Aqui, existe uma nova operação da repressão. Ela seria um retorno daqueles elementos pulsionais inconscientes contra os quais o ego resiste. Sua expressão se dá pelo desprazer causado ao ego. O ego não passa de um administrador frágil das tensões14.

Críticas marcuseanas a Freud: a meta e o prazer como fontes de liberdade Dessa argumentação poderemos notar dois reflexos críticos de Marcuse sobre Freud. O primeiro é expresso pela mudança de posição dada ao princípio de prazer. Marcuse cita expressões dos primeiros ensaios de Freud (1900), quando o princípio de prazer era caracterizado como - cito - “o esforço para «o livre fluxo de quantidades de excitação»”15. Lembremos aqui uma passagem de nossa exposição, sobre a comparação entre estímulos externos e internos. Anteriormente, encontrávamos em Freud a afirmação de que a constância dos estímulos internos era uma força que impelia o organismo anímico para a satisfação integral, mesmo com a adversidade da realidade hostil. Esta é a função do ego em racionalizar os objetos da realidade com o intuito de liberar e ampliar a capacidade de satisfação das pulsões. Entretanto, Freud acabaria posteriormente por reduzir o princípio de prazer à tensão entre prazer e desprazer - transubstancializando-o. Marcuse formula esta crítica a partir desta afirmação de Freud: O princípio de prazer é, então, uma tendência operando a serviço de uma função cujos negócios é liberar o aparato mental inteiramente das excitações ou manter constante a quantidade de excitação ou mantê-la tão baixa quanto possível16.
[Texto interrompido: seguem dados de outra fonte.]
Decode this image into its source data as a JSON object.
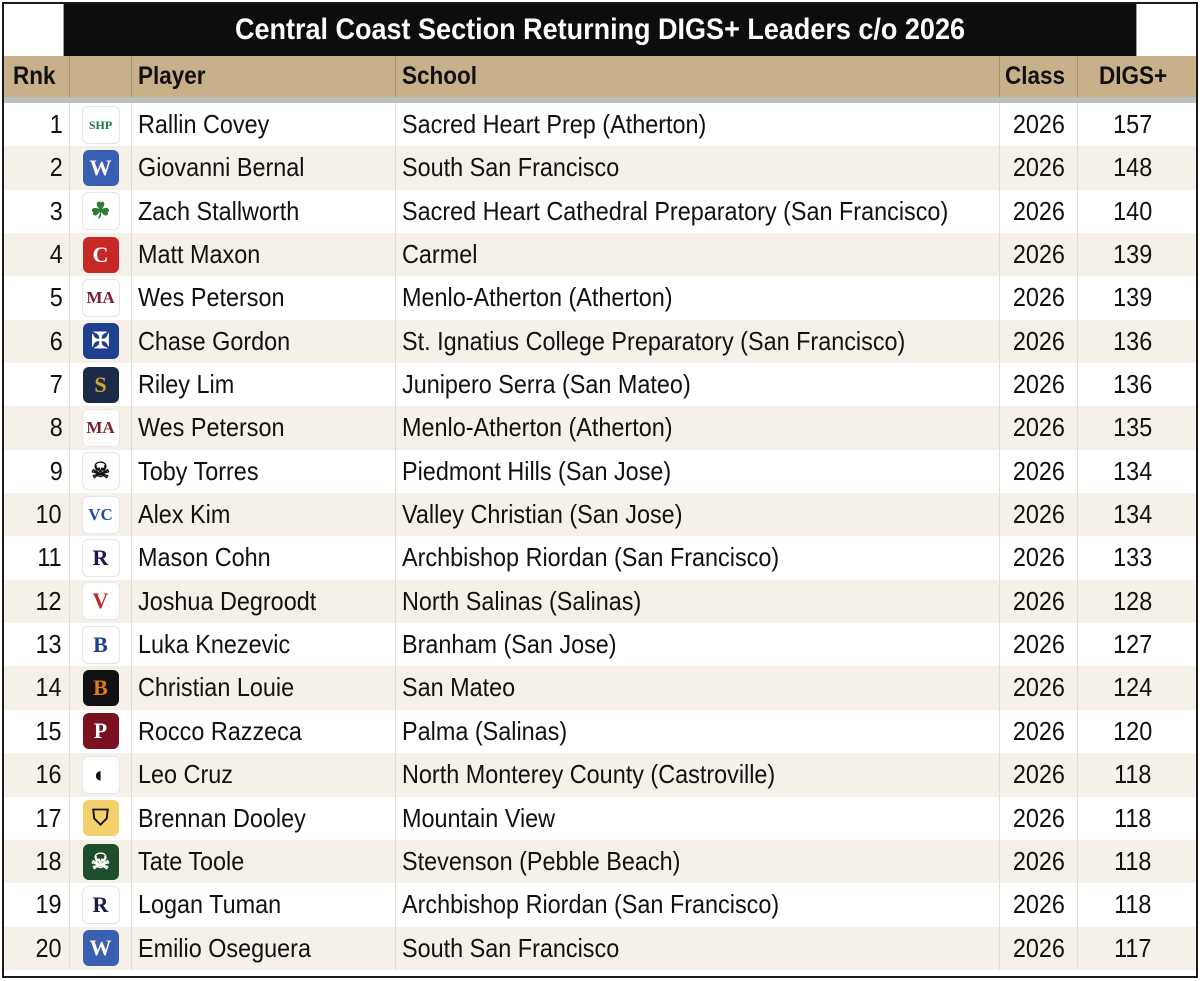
{
  "title": "Central Coast Section Returning DIGS+ Leaders c/o 2026",
  "headers": {
    "rank": "Rnk",
    "logo": "",
    "player": "Player",
    "school": "School",
    "class": "Class",
    "digs": "DIGS+"
  },
  "rows": [
    {
      "rank": "1",
      "player": "Rallin Covey",
      "school": "Sacred Heart Prep (Atherton)",
      "class": "2026",
      "digs": "157",
      "logo": {
        "glyph": "SHP",
        "fg": "#1f7a3a",
        "bg": "#ffffff",
        "icon": "sacred-heart-prep-logo-icon"
      }
    },
    {
      "rank": "2",
      "player": "Giovanni Bernal",
      "school": "South San Francisco",
      "class": "2026",
      "digs": "148",
      "logo": {
        "glyph": "W",
        "fg": "#ffffff",
        "bg": "#3a5fb0",
        "icon": "south-sf-warriors-logo-icon"
      }
    },
    {
      "rank": "3",
      "player": "Zach Stallworth",
      "school": "Sacred Heart Cathedral Preparatory (San Francisco)",
      "class": "2026",
      "digs": "140",
      "logo": {
        "glyph": "☘",
        "fg": "#2e7d32",
        "bg": "#ffffff",
        "icon": "shc-irish-logo-icon"
      }
    },
    {
      "rank": "4",
      "player": "Matt Maxon",
      "school": "Carmel",
      "class": "2026",
      "digs": "139",
      "logo": {
        "glyph": "C",
        "fg": "#ffffff",
        "bg": "#c62828",
        "icon": "carmel-logo-icon"
      }
    },
    {
      "rank": "5",
      "player": "Wes Peterson",
      "school": "Menlo-Atherton (Atherton)",
      "class": "2026",
      "digs": "139",
      "logo": {
        "glyph": "MA",
        "fg": "#7b1e2b",
        "bg": "#ffffff",
        "icon": "menlo-atherton-logo-icon"
      }
    },
    {
      "rank": "6",
      "player": "Chase Gordon",
      "school": "St. Ignatius College Preparatory (San Francisco)",
      "class": "2026",
      "digs": "136",
      "logo": {
        "glyph": "✠",
        "fg": "#ffffff",
        "bg": "#1f3f8f",
        "icon": "st-ignatius-seal-icon"
      }
    },
    {
      "rank": "7",
      "player": "Riley Lim",
      "school": "Junipero Serra (San Mateo)",
      "class": "2026",
      "digs": "136",
      "logo": {
        "glyph": "S",
        "fg": "#d4a62a",
        "bg": "#1c2a4a",
        "icon": "serra-logo-icon"
      }
    },
    {
      "rank": "8",
      "player": "Wes Peterson",
      "school": "Menlo-Atherton (Atherton)",
      "class": "2026",
      "digs": "135",
      "logo": {
        "glyph": "MA",
        "fg": "#7b1e2b",
        "bg": "#ffffff",
        "icon": "menlo-atherton-logo-icon"
      }
    },
    {
      "rank": "9",
      "player": "Toby Torres",
      "school": "Piedmont Hills (San Jose)",
      "class": "2026",
      "digs": "134",
      "logo": {
        "glyph": "☠",
        "fg": "#111111",
        "bg": "#ffffff",
        "icon": "piedmont-hills-pirate-icon"
      }
    },
    {
      "rank": "10",
      "player": "Alex Kim",
      "school": "Valley Christian (San Jose)",
      "class": "2026",
      "digs": "134",
      "logo": {
        "glyph": "VC",
        "fg": "#1f4fa8",
        "bg": "#ffffff",
        "icon": "valley-christian-logo-icon"
      }
    },
    {
      "rank": "11",
      "player": "Mason Cohn",
      "school": "Archbishop Riordan (San Francisco)",
      "class": "2026",
      "digs": "133",
      "logo": {
        "glyph": "R",
        "fg": "#1a1a4e",
        "bg": "#ffffff",
        "icon": "riordan-logo-icon"
      }
    },
    {
      "rank": "12",
      "player": "Joshua Degroodt",
      "school": "North Salinas (Salinas)",
      "class": "2026",
      "digs": "128",
      "logo": {
        "glyph": "V",
        "fg": "#c62828",
        "bg": "#ffffff",
        "icon": "north-salinas-viking-icon"
      }
    },
    {
      "rank": "13",
      "player": "Luka Knezevic",
      "school": "Branham (San Jose)",
      "class": "2026",
      "digs": "127",
      "logo": {
        "glyph": "B",
        "fg": "#1f3f8f",
        "bg": "#ffffff",
        "icon": "branham-bruin-icon"
      }
    },
    {
      "rank": "14",
      "player": "Christian Louie",
      "school": "San Mateo",
      "class": "2026",
      "digs": "124",
      "logo": {
        "glyph": "B",
        "fg": "#e07b1a",
        "bg": "#111111",
        "icon": "san-mateo-bearcats-icon"
      }
    },
    {
      "rank": "15",
      "player": "Rocco Razzeca",
      "school": "Palma (Salinas)",
      "class": "2026",
      "digs": "120",
      "logo": {
        "glyph": "P",
        "fg": "#ffffff",
        "bg": "#7a1020",
        "icon": "palma-logo-icon"
      }
    },
    {
      "rank": "16",
      "player": "Leo Cruz",
      "school": "North Monterey County (Castroville)",
      "class": "2026",
      "digs": "118",
      "logo": {
        "glyph": "◐",
        "fg": "#111111",
        "bg": "#ffffff",
        "icon": "north-monterey-county-condor-icon"
      }
    },
    {
      "rank": "17",
      "player": "Brennan Dooley",
      "school": "Mountain View",
      "class": "2026",
      "digs": "118",
      "logo": {
        "glyph": "⛉",
        "fg": "#111111",
        "bg": "#f2d06b",
        "icon": "mountain-view-spartan-icon"
      }
    },
    {
      "rank": "18",
      "player": "Tate Toole",
      "school": "Stevenson (Pebble Beach)",
      "class": "2026",
      "digs": "118",
      "logo": {
        "glyph": "☠",
        "fg": "#ffffff",
        "bg": "#1e4d2b",
        "icon": "stevenson-pirate-flag-icon"
      }
    },
    {
      "rank": "19",
      "player": "Logan Tuman",
      "school": "Archbishop Riordan (San Francisco)",
      "class": "2026",
      "digs": "118",
      "logo": {
        "glyph": "R",
        "fg": "#1a1a4e",
        "bg": "#ffffff",
        "icon": "riordan-logo-icon"
      }
    },
    {
      "rank": "20",
      "player": "Emilio Oseguera",
      "school": "South San Francisco",
      "class": "2026",
      "digs": "117",
      "logo": {
        "glyph": "W",
        "fg": "#ffffff",
        "bg": "#3a5fb0",
        "icon": "south-sf-warriors-logo-icon"
      }
    }
  ],
  "colors": {
    "title_bg": "#0d0d0d",
    "header_bg": "#c8b08a",
    "stripe": "#f6f1e8"
  }
}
Marcuse compara esta afirmação com a anterior (de 1900) e nota a nova posição ocupada pelo princípio de prazer. Não se trata de um processo que libera o homem para o nascimento da vida, mas de um processo em que as tensões são mantidas. Este movimento é muito vantajoso para Marcuse e seu olhar dialético sobre a psicanálise. O que se nota nesta reviravolta freudiana é a formação de uma “oposição 4

integrada”. O prazer, que deveria ser uma oposição insistente, uma força constante ainda que reprimida pelos efeitos do princípio da realidade, é finalmente subjugado a um sistema de equilíbrios de forças, determinando o organismo pela realidade. Para Marcuse, Freud formaria assim um conceito universalizante: a relação entre princípio de prazer e princípio de realidade é mediada pelo princípio de Nirvana. O princípio de prazer, outrora “extensão ilimitada das pulsões de vida”17 torna-se uma “expressão” do princípio de Nirvana - princípio que reflete a escassez da realidade presente diante de um lugar fixo de satisfação integral. Marcuse interpreta o Princípio de Nirvana como uma forma de princípio de prazer bem específica. Por um lado contém um aspecto biológico-universal, quando remetido à vida intra-uterina. Por outro, retira a tensão da luta entre vida e morte, equivalendo-os numa aparência de perfeição contra a qual seria difícil lutar. Seguese a configuração do prazer como estagnado e a perpétuo, revela seu “caráter estático”: a compulsão à repetição - adequação do prazer, aceitando o desprazer desta realidade18. No entanto, é preciso fazer uma ressalva – e aqui segue o segundo ponto da crítica marcuseana a Freud. Esta mesma concepção de compulsão à repetição fez com que Freud ampliasse seus conceitos de sexualidade, antes oposto a uma pulsão de conservação. Agora se apresentam as pulsões de vida e de morte - Eros e Tânatos. Em Para além do princípio do prazer, Freud desenvolve a idéia das pulsões orgânicas. Aqui se estabelece um novo par de pulsões através da oposição entre o orgânico e o inorgânico. Após desenvolver a noção de compulsão, Freud afirma: Pois bem, se todas as pulsões orgânicas são conservadoras, adquiridas historicamente e dirigidas à regressão, ao estabelecimento do anterior, teremos que notar os êxitos do desenvolvimento orgânico por conta dos influxos externos, perturbadores e desviantes [...] “As pulsões orgânicas conservadoras recolheram cada uma destas variações impostas ao seu curso vital, preservandoas na repetição; por isso essas forças só podem despertar a impressão enganosa aspiradas pela mudança e pelo progresso, quando em verdade se empenhavam meramente por alcançar sua velha meta através de velhas e novas mudanças19.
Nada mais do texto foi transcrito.